O Doge se mostra à favor de Antonio, claro, sendo este um cristão, mas não pode anular o contrato, o que invalidaria a confiança da sociedade no sistema jurídico de Veneza, mediante o princípio Pacta Sunt Servanda, que transforma um contrato em lei entre as partes que o acordaram, e sua obrigatoriedade de cumprimento e autonomia privada. Diante do impasse, o Doge manda trazer um brilhante jurista para esclarecer o caso conforme a lei. Este jurista, Baltasar, é Pórcia disfarçada, que ao analisar o caso, declara que ninguém pode interferir num contrato particular e que muitos abusos decorreriam de abrir este precedente, ganhando assim, a simpatia de Shylock por confirmar a validez do contrato e seu direito ao pagamento.
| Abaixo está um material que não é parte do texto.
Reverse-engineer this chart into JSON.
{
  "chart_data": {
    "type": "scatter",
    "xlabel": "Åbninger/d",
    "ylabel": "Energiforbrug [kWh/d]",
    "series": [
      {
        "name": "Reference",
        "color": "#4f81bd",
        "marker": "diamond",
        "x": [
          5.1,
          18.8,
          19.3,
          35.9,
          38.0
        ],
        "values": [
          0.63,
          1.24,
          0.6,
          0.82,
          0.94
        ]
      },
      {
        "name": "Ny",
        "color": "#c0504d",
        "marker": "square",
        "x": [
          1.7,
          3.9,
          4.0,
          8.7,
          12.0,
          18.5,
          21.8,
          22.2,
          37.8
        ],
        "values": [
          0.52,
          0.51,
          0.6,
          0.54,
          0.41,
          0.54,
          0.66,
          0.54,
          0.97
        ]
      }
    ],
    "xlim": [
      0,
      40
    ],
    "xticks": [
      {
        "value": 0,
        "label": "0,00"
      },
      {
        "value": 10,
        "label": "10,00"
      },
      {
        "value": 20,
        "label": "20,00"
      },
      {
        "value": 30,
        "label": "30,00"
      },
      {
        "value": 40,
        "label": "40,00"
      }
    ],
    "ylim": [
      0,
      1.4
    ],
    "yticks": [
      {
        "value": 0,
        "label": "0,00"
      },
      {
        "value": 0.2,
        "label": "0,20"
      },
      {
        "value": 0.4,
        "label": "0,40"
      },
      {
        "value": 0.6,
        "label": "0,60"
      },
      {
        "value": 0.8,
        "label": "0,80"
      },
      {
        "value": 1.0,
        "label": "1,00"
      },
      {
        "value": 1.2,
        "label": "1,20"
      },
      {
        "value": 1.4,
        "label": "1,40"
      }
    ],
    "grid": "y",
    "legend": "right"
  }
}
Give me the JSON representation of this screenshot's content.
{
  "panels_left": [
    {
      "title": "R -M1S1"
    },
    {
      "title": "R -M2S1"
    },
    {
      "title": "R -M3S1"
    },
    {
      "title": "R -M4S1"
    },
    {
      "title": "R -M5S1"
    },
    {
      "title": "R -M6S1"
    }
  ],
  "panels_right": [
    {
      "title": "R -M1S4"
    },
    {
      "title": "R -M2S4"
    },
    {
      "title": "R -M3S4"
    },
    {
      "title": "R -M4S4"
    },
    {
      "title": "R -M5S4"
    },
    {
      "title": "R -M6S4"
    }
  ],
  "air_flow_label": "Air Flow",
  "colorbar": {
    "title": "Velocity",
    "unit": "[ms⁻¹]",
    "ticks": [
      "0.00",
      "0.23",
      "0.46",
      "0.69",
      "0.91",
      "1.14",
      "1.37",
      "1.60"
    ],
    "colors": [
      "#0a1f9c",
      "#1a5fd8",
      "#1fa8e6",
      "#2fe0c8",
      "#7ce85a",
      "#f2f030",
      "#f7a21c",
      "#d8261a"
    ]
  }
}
Mas Pórcia se vale de uma brecha no contrato, visto que não estava na letra que o judeu pudesse tirar o sangue de Antonio, caso isso acontecesse todas os bens do judeu passariam para o Estado, devido o descumprimento do contrato. E dado a impossibilidade de tirar a carne como pagamento sem retirar uma gota de sangue, Shylock volta atrás e agora requer os 6 mil ducados oferecidos, porém o juiz dita que o judeu ao recusá-los anteriormente, tem direito agora apenas à multa estipulada.
Entretanto, a lei de Veneza estipulava que se um estrangeiro, nesse caso um judeu, atentasse contra vida de algum membro da sociedade, essa pessoa teria direito a tomar metade de suas posses e a outra metade ficaria com o Estado, e o Doge determinaria se o estrangeiro viveria ou não.
Shylock tem sua vida poupada pelo Doge e Antonio intercede por ele pedindo que a metade do Estado permaneça com o judeu em troca dele se converter ao Cristianismo e deixar seus bens em testamento para sua filha (convertida cristã pelo casamento) e seu marido. No entanto Antonio reivindica a parte que a lei lhe garante e promete restituí-la ao marido de Jessica, filha de Shylock, no evento de sua morte. Sem escolha, Shylock aceita o acordo.